On a Saturday night last February, Chiddick, better known as Portland soul singer Blossom, was at Doug Fir to check out L.A. violinist Sudan Archives, whom she befriended at Pickathon last summer. While looking for cannabis for her fellow musician, Chiddick saw a stranger in the crowd who looked as if he could help.

“I saw Alex in the audience dancing like the hippie he is,” she says. “I don’t ever ask anybody for things like that, just because some people might be offended, but he looked like such a wholesome person.”

Not only did he have weed to share, Alex VanOutryve turned out to be the owner of Sanctuary Farms in Dallas, Ore., and happened to be looking for someone to run a radical food justice CSA focused on giving free and reduced-price produce to BIPOC Portlanders.

Though Chiddick had never worked in agriculture before, she turned out to be a perfect fit.
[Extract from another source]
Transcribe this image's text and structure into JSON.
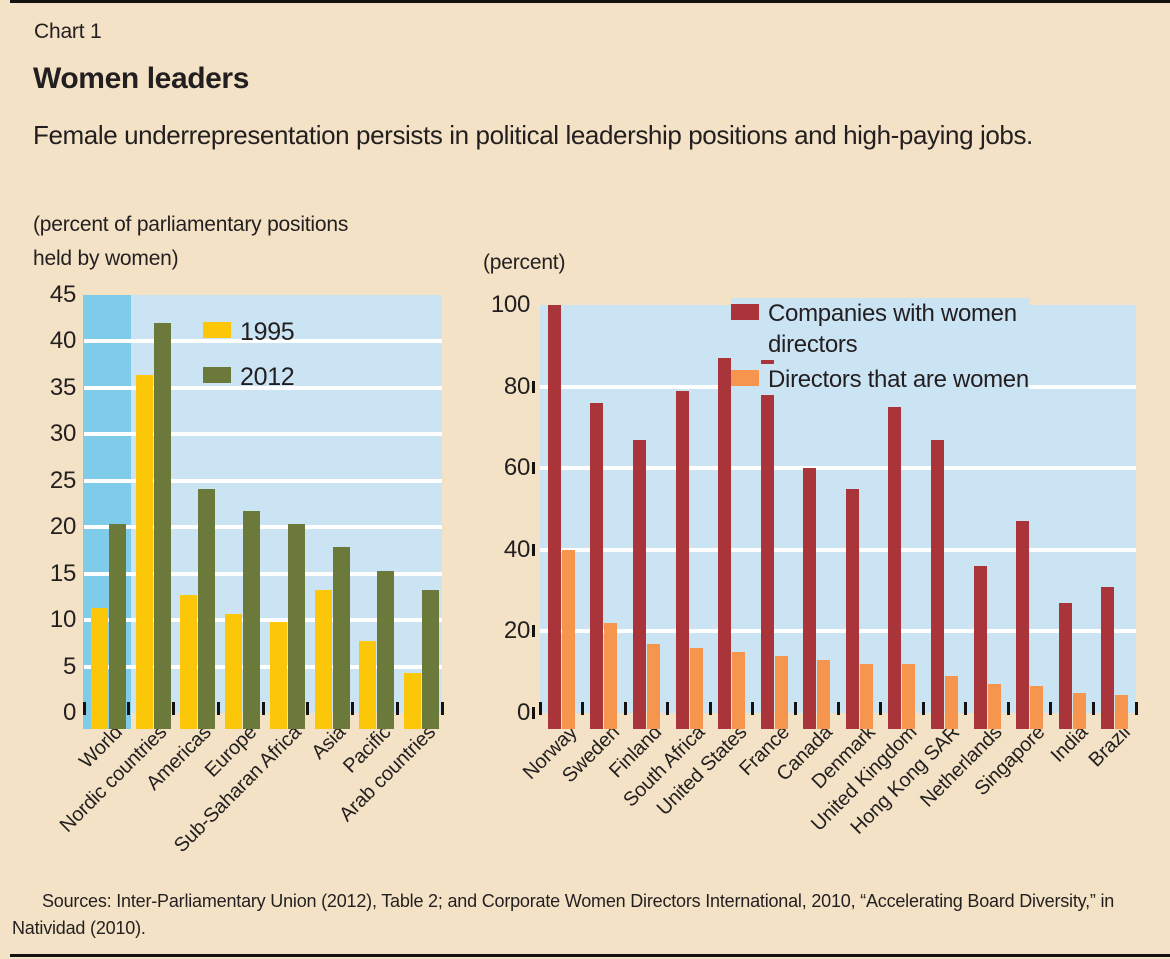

She had gained practice connecting with communities through food at her family’s Caribbean restaurant in Washington, and her upbringing in Trinidad and Tobago also influenced her views on food justice.

“I grew up in a Third World country,” she says. “I know that poor people aren’t sad people, and they’re not poor in the way they feel life and the ways they want to help each other.”   

Only a few months after Chiddick took over as co-operations manager with Andrea Celeste, Sanctuary Farms now feeds about 100 Portlanders, only 35 of whom are paying CSA members. Along with the free and reduced-price produce boxes that Sanctuary gives out to BIPOC Portlanders each week, Sanctuary donates produce to other food justice organizations, including Crisis Kitchen.

Sanctuary is currently building a walk-up outpost in the Eastside Industrial District, and hopes to raise enough donations to hire more Black farmers and start educational programs. But for now, the weekly produce deliveries are the most fulfilling part of Chiddick’s work.

“I love to give gifts, and that is what it is,” she says. “You feel like you’re giving them a gift because of the way they react to it, and it’s such a natural and normal thing that people should have access to.”